Esse um segundo ponto.
No entanto, deve-se falar num terceiro, ou seja, os
processos em que seja necessária a realização de perícias. Nesses casos a
dificuldade é muito grande, pois se tem de contar com a boa-vontade de peritos
que contribuam sem nenhuma remuneração igualmente, quando as partes são pobres.
ÉTICA NO PROCESSO
Quem milita no foro vê muitas vezes processos em que uma
das partes é verdadeiro litigante de má-fé e, em não pequeno número de feitos,
ambos os litigantes mereceriam a penalização por litigância de má-fé.
Criou-se e admitiu-se como natural a idéia de que a
"chicana" é arma de uso aceitável nos processos, inclusive nos casos
em que a parte pretende apenas "ganhar tempo".
Dessa forma, eternizam-se os processos, com incidentes
descabidos, recursos procrastinatórios e manobras que fazem com que o
"justo" não prevaleça ou demore a prevalecer.
EFETIVIDADE DO PROCESSO
De nada vale ser vencedor numa demanda sem que o vencedor
"concretize" seu direito face ao vencido.
A mera satisfação moral de uma sentença favorável não é o
suficiente.
O vencedor quer que o vencido cumpra a obrigação ou lhe
paque o equivalente, mas, se este último não faz isso espontaneamente, em
muitos casos fica a obrigação incumprida ou o débito impago.
Pouco se usa de cautelares para garantia efetiva e muito
menos as antecipações da tutela, esta última que ainda assusta muitos dos
nossos operadores do Direito.
Se o processo de conhecimento é cheio de incidentes
supérfluos, a execução não é menos referta de atos realmente desnecessários,
que favorecem o devedor impontual.
No entanto, a gama de recursos é talvez um dos problemas
mais sérios do Processo Civil, em que se instituiu o duplo grau de jurisdição
obrigatório nas causas em que o Estado "lato sensu" é parte, regra
absurda, pois o Estado deve ser tratado no mesmo nível de igualdade dos
cidadãos, dos quais ele é mero mandatário, e, mesmo nos casos em que são partes
os particulares, muitos processos chegar a percorrer até quatro instâncias...
PROPOSTAS DE SOLUÇÕES
Somente, ao meu entender, atacando-se frontalmente esses
três pontos cruciais, poder-se-á acreditar a Justiça frente aos cidadãos
comuns.
Dessa forma, entendo que, quanto:
a) ao acesso à Justiça deveria ser reforçado com:
1) a valorização das Defensorias Públicas, criando-se
novos cargos de Defensores Públicos, pelo menos um em cada Comarca;
2) o pagamento pelo Estado de honorários advocatícios,
mesmo que em valores inferiores aos da tabela da OAB aos advogados que
funcionam como patronos de partes pobres ou como curadores aos revéis ou
citados com hora certa, e pagamento de honorários periciais.
b) à ética no processo:
1) seja exigido da parte que pede gratuidade que demonstre
o "fumus boni iuris" para se evitarem demandas desarrazoadas,
incentivadas pela gratuidade; 2) sempre que se configure alguma das hipóteses
de litigância de má-fé seja a pena aplicada automaticamente, inclusive com a
desconsideração da personalidade jurídica, se for o caso, pena de consagrar-se
a impunidade aos que agem maliciosamente.
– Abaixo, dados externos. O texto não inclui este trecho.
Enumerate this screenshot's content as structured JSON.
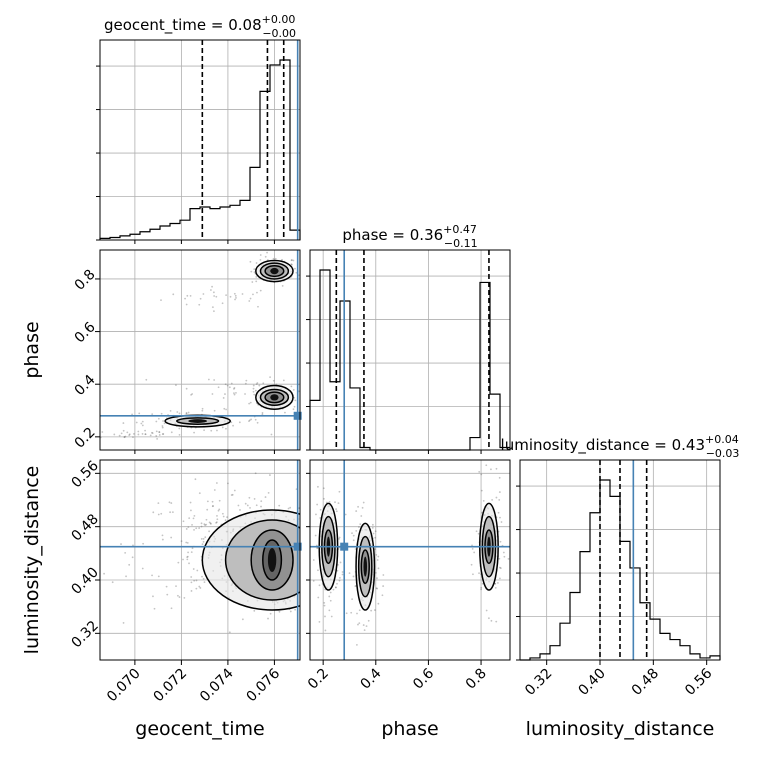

c) à efetividade do processo:
1) sejam abolidos recursos quando o valor da causa não
ultrapassar, por exemplo, 20 salários mínimos;
2) termine o regime de opcionalidade dos Juizados
Especiais Cíveis, passando à obrigatoriedade;
3) haja aprimoramento legal e maior investimento no que
pertine Juizados Especiais Cíveis, que cognomino de "o futuro da
Justiça";
4) seja autorizada a desconsideração da personalidade
jurídica em todos os casos em que o patrimônio da pessoa jurídica não seja
suficiente para cobrir o débito;
5) sejam passíveis de penhora, arresto etc. bens de
devedor em caso da chamada "riqueza aparente";
6) seja abolido o duplo grau de jurisdição obrigatório nas
demandas em que é parte o Estado "lato sensu";
7) nos casos de condenação do Estado "lato
sensu", ao invés de precatório, obrigue-se o Estado a pagar o débito como
qualquer outro devedor, sujeito às regras comuns.
Essas constatações e propostas de soluções são o resultado
de pura observação do dia-a-dia do foro e pesquisa no Direito Comparado.